How should home health services be processed?
Provider Portal
- Occurrence codes billed on the portal are currently limited to 4 dates. Span dates are currently being reviewed for future use.
- Enter the 61 occurrence code with the Date of Service in the From field, then select Add.
- You may then add the next 61 with next date of service in From field and select Add (for a total at this time of 4 lines).
- If you enter the To date, you will receive an error, and it will not let you continue without removing that date.
Paper Claims
- Enter individual dates in box 31a-34b to claim overhead reimbursement (8 dates).
- Enter span dates in fields 35a-36b (up to 4 spans).
- May NOT claim more than 1 overhead per date of service billed.
- Date billed must be represented in box 45 of the UB with correct codes; this will stop a span date from being used if not listed.
- Remember if billing within 30 days of qualified IP admit, and do not have a separate authorization set up, be sure to bill occurrence code 50 and date of the hospital discharge. This will use one of the 8 dates.
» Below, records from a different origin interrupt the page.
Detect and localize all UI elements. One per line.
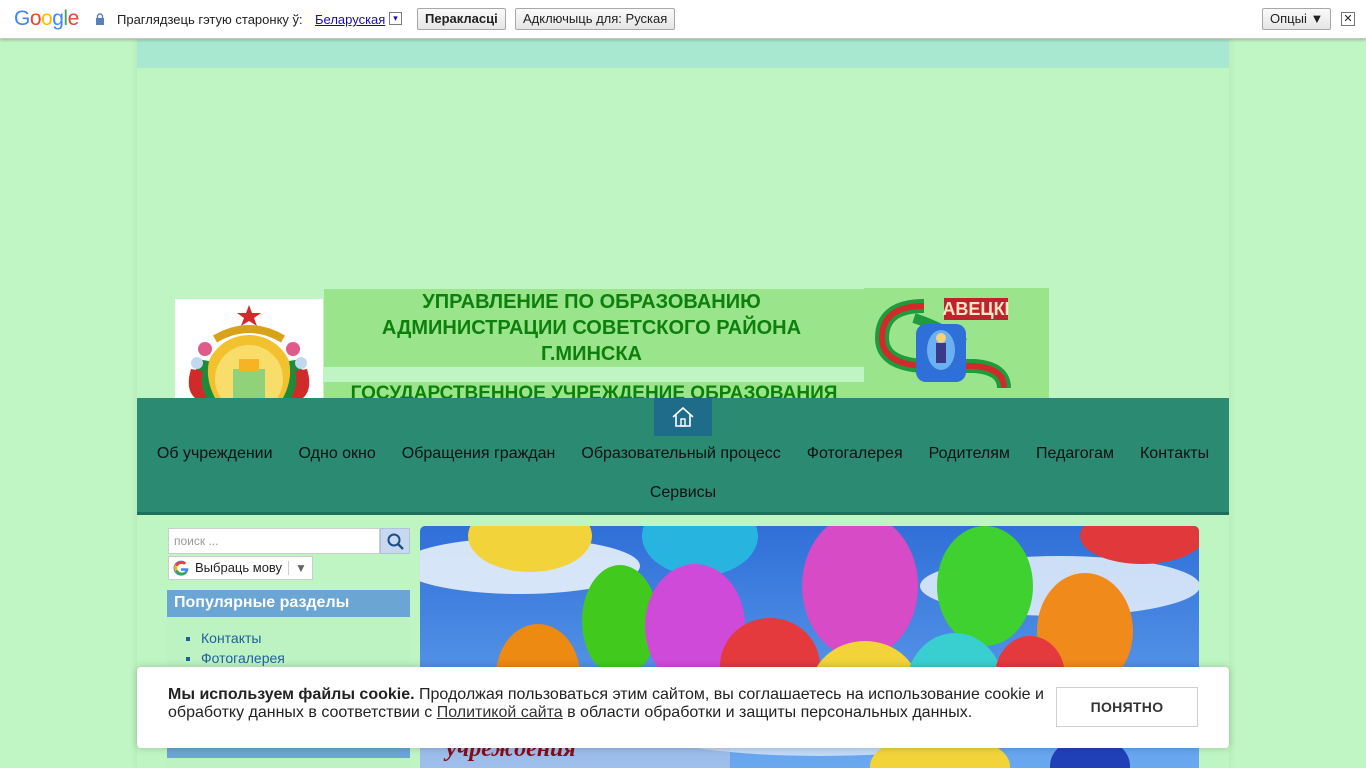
nav-item[interactable]: Одно окно [286, 444, 389, 464]
popular-sections-heading: Популярные разделы [167, 590, 410, 617]
translate-button[interactable]: Перакласці [417, 8, 506, 30]
language-link[interactable]: Беларуская [315, 12, 385, 27]
language-select-label: Выбраць мову [195, 560, 283, 575]
page-subtitle: ГОСУДАРСТВЕННОЕ УЧРЕЖДЕНИЕ ОБРАЗОВАНИЯ [350, 383, 838, 398]
select-divider [288, 561, 289, 575]
translate-prompt: Праглядзець гэтую старонку ў: [117, 12, 303, 27]
nav-item[interactable]: Об учреждении [144, 444, 286, 464]
sidebar-section-body [167, 758, 410, 768]
cookie-message-bold: Мы используем файлы cookie. [168, 686, 415, 703]
search-icon [387, 533, 404, 550]
state-emblem [175, 299, 323, 398]
school-logo: АВЕЦКІ [864, 288, 1049, 398]
chevron-down-icon: ▼ [295, 561, 307, 575]
home-icon [672, 406, 694, 427]
popular-link[interactable]: Фотогалерея [201, 648, 410, 668]
emblem-icon [188, 305, 310, 398]
nav-item[interactable]: Сервисы [637, 483, 729, 503]
privacy-policy-link[interactable]: Политикой сайта [437, 704, 563, 721]
nav-item[interactable]: Фотогалерея [794, 444, 916, 464]
nav-item[interactable]: Обращения граждан [389, 444, 569, 464]
nav-row: Об учреждении Одно окно Обращения граждан О… [137, 444, 1229, 464]
nav-item[interactable]: Контакты [1127, 444, 1222, 464]
nav-row: Сервисы [137, 483, 1229, 503]
lock-icon [96, 13, 104, 25]
main-nav: Об учреждении Одно окно Обращения граждан О… [137, 398, 1229, 515]
language-dropdown-icon[interactable]: ▾ [389, 12, 402, 25]
title-line: УПРАВЛЕНИЕ ПО ОБРАЗОВАНИЮ [422, 291, 761, 313]
cookie-message: Мы используем файлы cookie. Продолжая по… [168, 686, 1048, 722]
sidebar-section-header [167, 748, 410, 758]
page-container: УПРАВЛЕНИЕ ПО ОБРАЗОВАНИЮ АДМИНИСТРАЦИИ … [137, 40, 1229, 768]
popular-link[interactable]: Контакты [201, 628, 410, 648]
google-g-icon [173, 560, 189, 576]
nav-item[interactable]: Педагогам [1023, 444, 1127, 464]
header-title-box: УПРАВЛЕНИЕ ПО ОБРАЗОВАНИЮ АДМИНИСТРАЦИИ … [324, 289, 864, 367]
close-icon[interactable]: ✕ [1341, 12, 1355, 26]
nav-item[interactable]: Образовательный процесс [568, 444, 793, 464]
google-logo: Google [14, 7, 79, 30]
page-title: УПРАВЛЕНИЕ ПО ОБРАЗОВАНИЮ АДМИНИСТРАЦИИ … [324, 289, 859, 367]
cookie-message-text-end: в области обработки и защиты персональны… [567, 704, 973, 721]
title-line: Г.МИНСКА [541, 343, 642, 365]
logo-text: АВЕЦКІ [942, 299, 1009, 319]
title-line: АДМИНИСТРАЦИИ СОВЕТСКОГО РАЙОНА [381, 317, 802, 339]
school-logo-icon: АВЕЦКІ [874, 298, 1011, 389]
nav-item[interactable]: Родителям [916, 444, 1023, 464]
top-strip [137, 40, 1229, 68]
translate-bar: Google Праглядзець гэтую старонку ў: Бел… [0, 0, 1366, 39]
cookie-banner: Мы используем файлы cookie. Продолжая по… [137, 667, 1229, 748]
language-select[interactable]: Выбраць мову ▼ [168, 556, 313, 580]
home-button[interactable] [654, 398, 712, 436]
search-button[interactable] [380, 528, 410, 554]
cookie-accept-button[interactable]: ПОНЯТНО [1056, 687, 1198, 727]
search-input[interactable]: поиск ... [168, 528, 380, 554]
header-subtitle-box: ГОСУДАРСТВЕННОЕ УЧРЕЖДЕНИЕ ОБРАЗОВАНИЯ [324, 382, 864, 398]
disable-translate-button[interactable]: Адключыць для: Руская [515, 8, 676, 30]
options-button[interactable]: Опцыі ▼ [1262, 8, 1332, 30]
Electronic Claims through a Clearinghouse:
- Enter individual dates and occurrence code 61 in loop 2300 with correct Reference Designators and other required data elements (up to 8 dates).
- Enter span dates with occurrence code 61 in loop 2300 with correct Reference Designators and other required data elements (up to 4 spans).
- May NOT claim more than 1 overhead per date of service billed.
- Date billed must be represented in line itemization of claim with correct codes; this will stop a span date from being used if not listed.
- Remember if billing within 30 days of qualified IP admit, and do not have a separate Authorization set up, be sure to bill occurrence code 50 and date of the hospital discharge. This will use one of the 8 dates.
Pay for Performance (P4P) reports are updated monthly, and available on the Secure Provider Portal, via the Reports tab.